In the morning, I woke up before the alarm but waited for a couple of snoozes before I really got up from bed to start my day.
I have been working on a lot of cleaning up, clearing spaces and moving stuff here and there. I feel like I want the entire space I am in to breathe. For the air to just keep flowing and for all the natural light be able to come in. For my whole body be able to move around the house smoothly.
The weather is slowly getting warmer. I had put the heater back in its box and in my brain, I am scheduling the packing of the winter clothes and choosing on the spring/summer wardrobe from what I already have. The rest would either have to go or be thrown. I intend to just keep a few winter clothes as I still enjoy shopping at the secondhand shops for seasonal clothes.

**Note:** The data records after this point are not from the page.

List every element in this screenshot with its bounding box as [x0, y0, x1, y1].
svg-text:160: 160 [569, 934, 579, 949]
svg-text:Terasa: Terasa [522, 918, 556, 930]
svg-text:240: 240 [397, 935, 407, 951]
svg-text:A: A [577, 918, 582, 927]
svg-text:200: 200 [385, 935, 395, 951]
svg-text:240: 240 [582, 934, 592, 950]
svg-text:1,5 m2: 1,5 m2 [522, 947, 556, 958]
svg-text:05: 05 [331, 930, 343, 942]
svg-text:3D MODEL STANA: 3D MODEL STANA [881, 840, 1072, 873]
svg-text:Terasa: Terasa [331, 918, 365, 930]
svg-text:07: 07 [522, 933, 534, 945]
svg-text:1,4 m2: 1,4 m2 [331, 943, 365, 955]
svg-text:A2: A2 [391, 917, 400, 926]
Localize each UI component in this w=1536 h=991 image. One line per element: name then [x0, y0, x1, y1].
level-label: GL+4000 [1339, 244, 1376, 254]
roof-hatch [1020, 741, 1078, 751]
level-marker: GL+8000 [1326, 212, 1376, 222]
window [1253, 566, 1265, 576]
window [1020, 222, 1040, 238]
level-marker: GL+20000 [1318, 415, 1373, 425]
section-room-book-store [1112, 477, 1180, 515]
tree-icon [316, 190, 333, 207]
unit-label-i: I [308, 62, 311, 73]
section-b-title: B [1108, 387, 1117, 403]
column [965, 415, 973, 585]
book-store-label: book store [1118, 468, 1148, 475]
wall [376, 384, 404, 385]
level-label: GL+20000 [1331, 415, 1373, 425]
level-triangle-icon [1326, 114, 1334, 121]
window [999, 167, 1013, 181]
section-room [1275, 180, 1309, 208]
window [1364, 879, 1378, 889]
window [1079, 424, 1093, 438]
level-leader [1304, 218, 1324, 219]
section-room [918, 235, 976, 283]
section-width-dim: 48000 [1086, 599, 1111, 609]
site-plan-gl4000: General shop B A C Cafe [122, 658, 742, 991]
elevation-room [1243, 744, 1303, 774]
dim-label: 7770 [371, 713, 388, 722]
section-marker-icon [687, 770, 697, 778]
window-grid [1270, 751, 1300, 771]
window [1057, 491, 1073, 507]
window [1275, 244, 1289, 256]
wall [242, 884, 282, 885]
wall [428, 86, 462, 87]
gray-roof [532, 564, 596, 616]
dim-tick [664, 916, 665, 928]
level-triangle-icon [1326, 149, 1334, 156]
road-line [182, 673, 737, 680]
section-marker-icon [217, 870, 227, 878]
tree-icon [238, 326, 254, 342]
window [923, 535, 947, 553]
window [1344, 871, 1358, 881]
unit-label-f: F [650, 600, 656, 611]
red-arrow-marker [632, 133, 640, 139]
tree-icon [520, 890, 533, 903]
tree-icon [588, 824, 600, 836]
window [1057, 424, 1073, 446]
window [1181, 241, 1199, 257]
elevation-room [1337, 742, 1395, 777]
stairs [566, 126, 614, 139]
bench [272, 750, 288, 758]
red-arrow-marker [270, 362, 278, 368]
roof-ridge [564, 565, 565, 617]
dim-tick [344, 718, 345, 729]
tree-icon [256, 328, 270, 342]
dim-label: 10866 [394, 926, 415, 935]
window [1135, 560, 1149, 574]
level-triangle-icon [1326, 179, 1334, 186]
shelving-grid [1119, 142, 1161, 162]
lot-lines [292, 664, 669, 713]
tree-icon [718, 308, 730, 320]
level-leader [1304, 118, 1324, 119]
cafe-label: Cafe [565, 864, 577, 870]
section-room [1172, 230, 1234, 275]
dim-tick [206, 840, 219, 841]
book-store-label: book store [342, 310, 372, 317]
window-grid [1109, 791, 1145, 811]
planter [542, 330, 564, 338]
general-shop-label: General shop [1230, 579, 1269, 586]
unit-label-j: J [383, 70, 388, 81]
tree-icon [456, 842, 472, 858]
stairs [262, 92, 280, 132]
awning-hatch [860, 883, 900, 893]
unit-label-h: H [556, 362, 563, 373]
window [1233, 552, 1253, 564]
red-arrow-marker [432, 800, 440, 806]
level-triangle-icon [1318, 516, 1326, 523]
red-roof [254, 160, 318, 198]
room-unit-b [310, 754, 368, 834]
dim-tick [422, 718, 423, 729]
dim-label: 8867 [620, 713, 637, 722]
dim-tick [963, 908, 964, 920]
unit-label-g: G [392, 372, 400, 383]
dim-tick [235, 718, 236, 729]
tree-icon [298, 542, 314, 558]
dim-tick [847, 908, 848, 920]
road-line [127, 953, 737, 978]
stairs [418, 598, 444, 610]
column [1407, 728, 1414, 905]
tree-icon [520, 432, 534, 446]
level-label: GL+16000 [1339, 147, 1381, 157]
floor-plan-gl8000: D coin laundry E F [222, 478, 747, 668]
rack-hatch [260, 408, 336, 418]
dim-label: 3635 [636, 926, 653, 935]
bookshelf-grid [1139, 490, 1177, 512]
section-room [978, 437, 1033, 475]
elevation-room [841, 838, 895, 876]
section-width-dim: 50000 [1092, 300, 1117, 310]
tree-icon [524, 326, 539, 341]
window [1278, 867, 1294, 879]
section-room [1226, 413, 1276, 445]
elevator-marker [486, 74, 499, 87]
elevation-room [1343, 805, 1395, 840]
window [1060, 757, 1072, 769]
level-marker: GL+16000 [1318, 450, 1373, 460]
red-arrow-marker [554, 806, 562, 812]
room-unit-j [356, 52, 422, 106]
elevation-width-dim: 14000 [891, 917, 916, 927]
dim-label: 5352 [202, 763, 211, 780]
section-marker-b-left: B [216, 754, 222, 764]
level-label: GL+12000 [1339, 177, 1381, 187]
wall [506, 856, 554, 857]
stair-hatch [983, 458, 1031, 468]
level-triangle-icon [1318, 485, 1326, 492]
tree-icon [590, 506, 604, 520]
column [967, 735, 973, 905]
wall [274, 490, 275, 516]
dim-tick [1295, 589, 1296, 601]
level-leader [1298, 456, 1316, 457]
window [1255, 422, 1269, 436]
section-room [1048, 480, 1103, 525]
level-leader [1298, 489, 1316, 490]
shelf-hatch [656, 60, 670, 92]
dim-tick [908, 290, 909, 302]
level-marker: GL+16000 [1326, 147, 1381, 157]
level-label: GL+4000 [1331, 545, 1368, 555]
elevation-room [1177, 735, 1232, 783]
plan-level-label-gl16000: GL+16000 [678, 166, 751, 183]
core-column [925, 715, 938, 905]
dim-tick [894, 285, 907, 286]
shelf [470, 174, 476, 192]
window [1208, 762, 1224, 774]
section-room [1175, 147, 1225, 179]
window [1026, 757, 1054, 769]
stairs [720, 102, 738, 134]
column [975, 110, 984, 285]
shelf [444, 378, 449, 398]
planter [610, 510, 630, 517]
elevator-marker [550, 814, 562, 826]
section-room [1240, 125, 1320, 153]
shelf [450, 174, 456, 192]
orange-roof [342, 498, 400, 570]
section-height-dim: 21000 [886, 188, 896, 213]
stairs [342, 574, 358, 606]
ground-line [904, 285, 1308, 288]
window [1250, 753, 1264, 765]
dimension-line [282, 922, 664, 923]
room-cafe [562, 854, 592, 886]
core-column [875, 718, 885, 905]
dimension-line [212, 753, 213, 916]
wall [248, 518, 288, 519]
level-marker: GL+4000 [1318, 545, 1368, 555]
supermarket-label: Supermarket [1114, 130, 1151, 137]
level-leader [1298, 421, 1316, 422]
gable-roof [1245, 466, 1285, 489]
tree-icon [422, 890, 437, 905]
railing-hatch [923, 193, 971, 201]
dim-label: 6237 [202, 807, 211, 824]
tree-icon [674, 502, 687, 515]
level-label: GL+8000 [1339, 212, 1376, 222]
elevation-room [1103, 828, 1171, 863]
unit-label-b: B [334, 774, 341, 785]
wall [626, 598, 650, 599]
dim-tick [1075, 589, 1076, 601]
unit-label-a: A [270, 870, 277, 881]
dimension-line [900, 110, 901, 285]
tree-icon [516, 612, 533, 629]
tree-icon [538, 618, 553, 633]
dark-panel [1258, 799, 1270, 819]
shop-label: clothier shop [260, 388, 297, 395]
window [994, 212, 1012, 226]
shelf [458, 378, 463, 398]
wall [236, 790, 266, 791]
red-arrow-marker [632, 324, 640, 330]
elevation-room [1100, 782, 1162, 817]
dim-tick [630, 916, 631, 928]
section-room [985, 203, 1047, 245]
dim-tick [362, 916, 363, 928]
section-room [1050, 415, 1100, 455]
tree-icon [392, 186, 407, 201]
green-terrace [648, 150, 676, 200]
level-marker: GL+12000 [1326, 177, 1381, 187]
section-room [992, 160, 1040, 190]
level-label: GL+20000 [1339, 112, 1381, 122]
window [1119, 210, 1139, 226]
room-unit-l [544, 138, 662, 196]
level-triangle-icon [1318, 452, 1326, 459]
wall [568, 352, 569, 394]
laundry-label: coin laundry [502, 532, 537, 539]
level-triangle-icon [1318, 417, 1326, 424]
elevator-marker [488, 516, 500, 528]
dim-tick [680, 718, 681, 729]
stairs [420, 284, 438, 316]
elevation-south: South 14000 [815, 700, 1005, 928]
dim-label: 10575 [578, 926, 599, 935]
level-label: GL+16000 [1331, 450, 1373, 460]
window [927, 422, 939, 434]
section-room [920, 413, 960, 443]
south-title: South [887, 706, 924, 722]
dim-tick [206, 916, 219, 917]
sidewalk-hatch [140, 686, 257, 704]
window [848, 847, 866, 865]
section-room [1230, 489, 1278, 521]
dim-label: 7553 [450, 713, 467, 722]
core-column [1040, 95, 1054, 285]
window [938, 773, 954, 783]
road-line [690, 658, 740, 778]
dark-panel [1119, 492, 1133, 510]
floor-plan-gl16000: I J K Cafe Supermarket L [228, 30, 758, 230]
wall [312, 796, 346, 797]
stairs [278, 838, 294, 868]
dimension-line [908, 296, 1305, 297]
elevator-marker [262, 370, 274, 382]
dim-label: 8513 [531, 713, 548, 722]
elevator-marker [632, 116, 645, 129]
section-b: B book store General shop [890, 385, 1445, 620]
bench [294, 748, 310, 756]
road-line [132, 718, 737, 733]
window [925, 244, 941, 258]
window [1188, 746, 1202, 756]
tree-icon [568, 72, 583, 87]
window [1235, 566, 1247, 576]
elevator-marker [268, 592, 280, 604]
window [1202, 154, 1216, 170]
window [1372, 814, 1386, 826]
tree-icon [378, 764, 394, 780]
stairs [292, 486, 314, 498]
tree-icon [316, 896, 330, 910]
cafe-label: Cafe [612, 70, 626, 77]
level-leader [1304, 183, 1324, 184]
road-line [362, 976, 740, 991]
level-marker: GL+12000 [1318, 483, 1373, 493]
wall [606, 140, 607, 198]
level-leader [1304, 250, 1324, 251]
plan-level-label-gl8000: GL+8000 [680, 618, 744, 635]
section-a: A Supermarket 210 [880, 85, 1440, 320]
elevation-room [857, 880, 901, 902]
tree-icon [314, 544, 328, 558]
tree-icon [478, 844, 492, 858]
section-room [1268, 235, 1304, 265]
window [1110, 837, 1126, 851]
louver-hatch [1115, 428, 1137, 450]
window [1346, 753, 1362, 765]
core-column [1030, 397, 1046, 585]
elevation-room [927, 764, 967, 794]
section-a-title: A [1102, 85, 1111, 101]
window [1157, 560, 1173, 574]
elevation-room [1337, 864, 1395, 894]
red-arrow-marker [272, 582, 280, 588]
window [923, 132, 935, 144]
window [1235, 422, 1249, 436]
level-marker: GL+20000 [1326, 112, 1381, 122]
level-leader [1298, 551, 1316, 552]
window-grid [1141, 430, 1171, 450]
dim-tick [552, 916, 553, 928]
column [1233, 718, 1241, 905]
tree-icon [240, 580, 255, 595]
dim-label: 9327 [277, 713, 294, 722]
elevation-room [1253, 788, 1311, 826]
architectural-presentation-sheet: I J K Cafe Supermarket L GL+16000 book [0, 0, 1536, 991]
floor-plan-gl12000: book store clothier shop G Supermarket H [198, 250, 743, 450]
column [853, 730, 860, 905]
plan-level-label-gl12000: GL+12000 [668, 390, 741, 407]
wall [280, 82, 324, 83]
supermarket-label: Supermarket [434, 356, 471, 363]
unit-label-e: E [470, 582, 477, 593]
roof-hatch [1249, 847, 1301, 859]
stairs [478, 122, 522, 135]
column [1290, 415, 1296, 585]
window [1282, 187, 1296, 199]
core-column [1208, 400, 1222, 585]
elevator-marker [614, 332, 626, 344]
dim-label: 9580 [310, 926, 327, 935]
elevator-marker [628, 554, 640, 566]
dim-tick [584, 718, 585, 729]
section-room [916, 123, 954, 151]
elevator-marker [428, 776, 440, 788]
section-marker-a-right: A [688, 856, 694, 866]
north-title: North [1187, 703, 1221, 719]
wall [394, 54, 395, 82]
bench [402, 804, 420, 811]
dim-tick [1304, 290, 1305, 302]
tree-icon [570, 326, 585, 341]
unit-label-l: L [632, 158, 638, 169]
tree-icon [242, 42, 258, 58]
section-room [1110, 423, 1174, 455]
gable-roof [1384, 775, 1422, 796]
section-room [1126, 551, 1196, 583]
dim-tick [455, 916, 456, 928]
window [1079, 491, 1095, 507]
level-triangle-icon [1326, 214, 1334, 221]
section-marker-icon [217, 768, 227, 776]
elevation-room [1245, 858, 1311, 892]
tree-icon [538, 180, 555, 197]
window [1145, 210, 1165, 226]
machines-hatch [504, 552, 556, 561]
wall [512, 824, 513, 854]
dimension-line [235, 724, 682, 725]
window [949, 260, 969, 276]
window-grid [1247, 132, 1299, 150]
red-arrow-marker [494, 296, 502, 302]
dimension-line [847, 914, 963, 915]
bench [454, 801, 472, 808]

Today's routine was kept as it is. Reading and writing in the morning, breakfast, gym workout, laundry, checking of schedule, work, going home, clean up at home, prep for tomorrow's early morning practice driving and more practice alone. More work tomorrow too. Hahaha.
Of the three major things I had set a goal for this year, the car and the piano are here by the first quarter. The paraglide could wait. Maybe before my birthday. Hahaha.
Then, I am set to resume of the #RoadtoMasters. I know I have to get back to it.
A few things to add to my night routine:
Lather coconut oil on the tips of my hair.--- my hair is sooooo dry, sometimes also flaky and just feeling so not happy :( I have been trying to research on how to revive it and for now, what I have are the apple cider vinegar for the dandruff and the coconut oil for the dryness. I just need to be consistent.
Face Mask in the evening before creams.-- it had been sitting by the dresser unused and my skin had been so dry because of neglect. Might as well, use the ones I have that I know my skin would love.
The days and nights are calm. There is still that inner longing to spend the days and nights with someone, but I am getting by my own, in a functional way. So far, so good.
My period is upcoming, thus the emo shits overflowing here and there. I haven't cried just yet and I seem to be handling myself pretty well. There is that inside me building up and I can only hope that nothing would trigger it to spill to a river of tears anytime soon.